Lately, there have been some new “start-ups” in the property management space that are trying to swing investors away from traditional property management. As a result, the average fees for the industry are under pressure as some investors get seduced by the promise of lower fees.
Property management is an enormous beast. There are way too many moving parts to analyse in one article. It is also so complex that unless you have been at the coal face running a rent roll for five-plus years, you can in no way grasp the complexity or quantity of tasks that are required to ensure a property is managed in a way that maximises the return on investment for the client, keeps an agency profitable and keeps staff happy, let alone redesign and innovate on the current processes.
What investors fail to realise is the real cost of saving a few hundred a year on fees; they are drawn in by fancy calculators that let them see the supposed savings that also neglect to remind them that agency fees are tax-deductible so the true cost of that experienced property manager is significantly less than what is being shown on your agency agreement.
The cheaper alternatives
The first of the culprits are the DIY platforms that encourage investors to ditch their agent in favour of handling the day-to-day property management themselves.

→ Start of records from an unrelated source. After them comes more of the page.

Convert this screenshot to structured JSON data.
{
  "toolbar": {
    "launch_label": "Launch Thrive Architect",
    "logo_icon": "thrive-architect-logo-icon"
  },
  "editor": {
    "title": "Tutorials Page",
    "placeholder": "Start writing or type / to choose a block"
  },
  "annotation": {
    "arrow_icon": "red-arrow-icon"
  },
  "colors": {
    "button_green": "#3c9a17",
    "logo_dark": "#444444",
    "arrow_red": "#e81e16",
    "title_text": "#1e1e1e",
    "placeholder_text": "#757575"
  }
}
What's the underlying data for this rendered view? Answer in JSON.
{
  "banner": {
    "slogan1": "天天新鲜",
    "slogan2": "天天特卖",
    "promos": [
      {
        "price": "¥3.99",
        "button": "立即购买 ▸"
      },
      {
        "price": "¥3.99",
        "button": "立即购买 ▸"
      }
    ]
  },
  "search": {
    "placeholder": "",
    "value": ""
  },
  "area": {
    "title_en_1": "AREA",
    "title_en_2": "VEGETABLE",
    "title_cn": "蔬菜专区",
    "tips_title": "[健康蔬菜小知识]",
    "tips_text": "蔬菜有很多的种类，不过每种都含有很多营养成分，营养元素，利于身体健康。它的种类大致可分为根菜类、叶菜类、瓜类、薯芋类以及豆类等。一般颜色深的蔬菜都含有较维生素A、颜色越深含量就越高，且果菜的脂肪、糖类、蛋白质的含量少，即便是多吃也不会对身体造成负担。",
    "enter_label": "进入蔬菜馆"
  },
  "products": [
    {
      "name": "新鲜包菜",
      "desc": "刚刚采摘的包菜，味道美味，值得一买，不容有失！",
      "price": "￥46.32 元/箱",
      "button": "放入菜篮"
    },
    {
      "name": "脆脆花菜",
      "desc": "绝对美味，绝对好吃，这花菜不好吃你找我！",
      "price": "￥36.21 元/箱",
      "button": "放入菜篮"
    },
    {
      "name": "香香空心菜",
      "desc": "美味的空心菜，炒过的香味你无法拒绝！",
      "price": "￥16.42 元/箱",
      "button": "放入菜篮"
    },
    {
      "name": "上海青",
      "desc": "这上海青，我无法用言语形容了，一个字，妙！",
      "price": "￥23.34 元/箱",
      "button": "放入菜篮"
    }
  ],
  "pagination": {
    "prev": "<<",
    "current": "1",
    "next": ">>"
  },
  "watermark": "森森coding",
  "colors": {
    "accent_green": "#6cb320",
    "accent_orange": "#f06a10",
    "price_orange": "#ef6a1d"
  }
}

The control and visibility is definitely a great attraction of these platforms; however, are you prepared for the workload, responsibility and legal risk? Not to mention you forego the luxury of having a communication buffer between tenants and tradespeople — something that you will desperately miss if things turn sour.
Even if you are prepared to handle the workload, you need to consider the value of your time and the risk of something going wrong. It’s scary how often we see DIY landlords happily managing their property until a tribunal notice turns up on their doorstep and ends up costing them thousands in compensation, vacancy and property repairs.
The next step up from the DIY platforms are fixed fee or “cut-price” property managers who are encouraging investors to dump their real estate agent in favour of flat monthly fees. While service is included, consider the capacity of a property manager to drive performance if they’re spread across a thousand properties vs maybe a fifth of that, at premium service agency. The reduced fee also means there’s less to go around, so goodbye bonuses and higher salaries that are required to keep that manager incentivised.
The other main problem I have with both these new-age property management options is they are usually run by “founders” who have never run a property management business before, and when you read the About section on their websites, the motivation for starting the business is something along the lines of “My brother once rented a property and had a bad experience. There must be a better way!”
The cheap man pays twice
As an investor, I want strong returns from my property. I’m not in the game for the excitement of fixing a leaking toilet. Further to this, the bulk of investors I know are time-poor and property management is not their primary skill set. Handing over what is potentially the most expensive asset someone will ever own to anyone but a professional is utter madness to me.
An experienced and motivated property manager will reduce stress, ensure efficiency and constantly chase a return for you. Whether that be through utilising competition to drive down repair costs, minimising vacancy by managing tenant relationships, providing sound advice around depreciation or via the myriad of other factors that must be considered on a daily basis — some factors most landlords are undoubtedly not even aware of.
A mistake in one of these areas can cost you a great deal more than the fee saving that fancy calculator promised, and that’s before tax advantages weigh in the equation.
Ask any experienced investor and they will tell you that a good property manager is worth their weight in gold.
So what do agents do?
There is no doubt that agencies and property managers need to pick their game up and acknowledge the demand for an increased level of service. Property managers are no longer expected to fulfil the role of a caretaker but reinvent themselves as asset managers.
In my experience, real estate agents are predominantly losing business due to their lack of adoption when it comes to technology. Running an efficient business with a focus on service has never been more important, and by reviewing your agency’s approach to property management and implementing the best tech, this will ensure investors get the best of both worlds.
There is a lot that property managers do behind the scenes that landlords are never exposed to, so communication is key. As a property manager, justifying fees has never been so important and showing clients exactly what you do for them on a daily basis plus quantifying your value-add is crucial.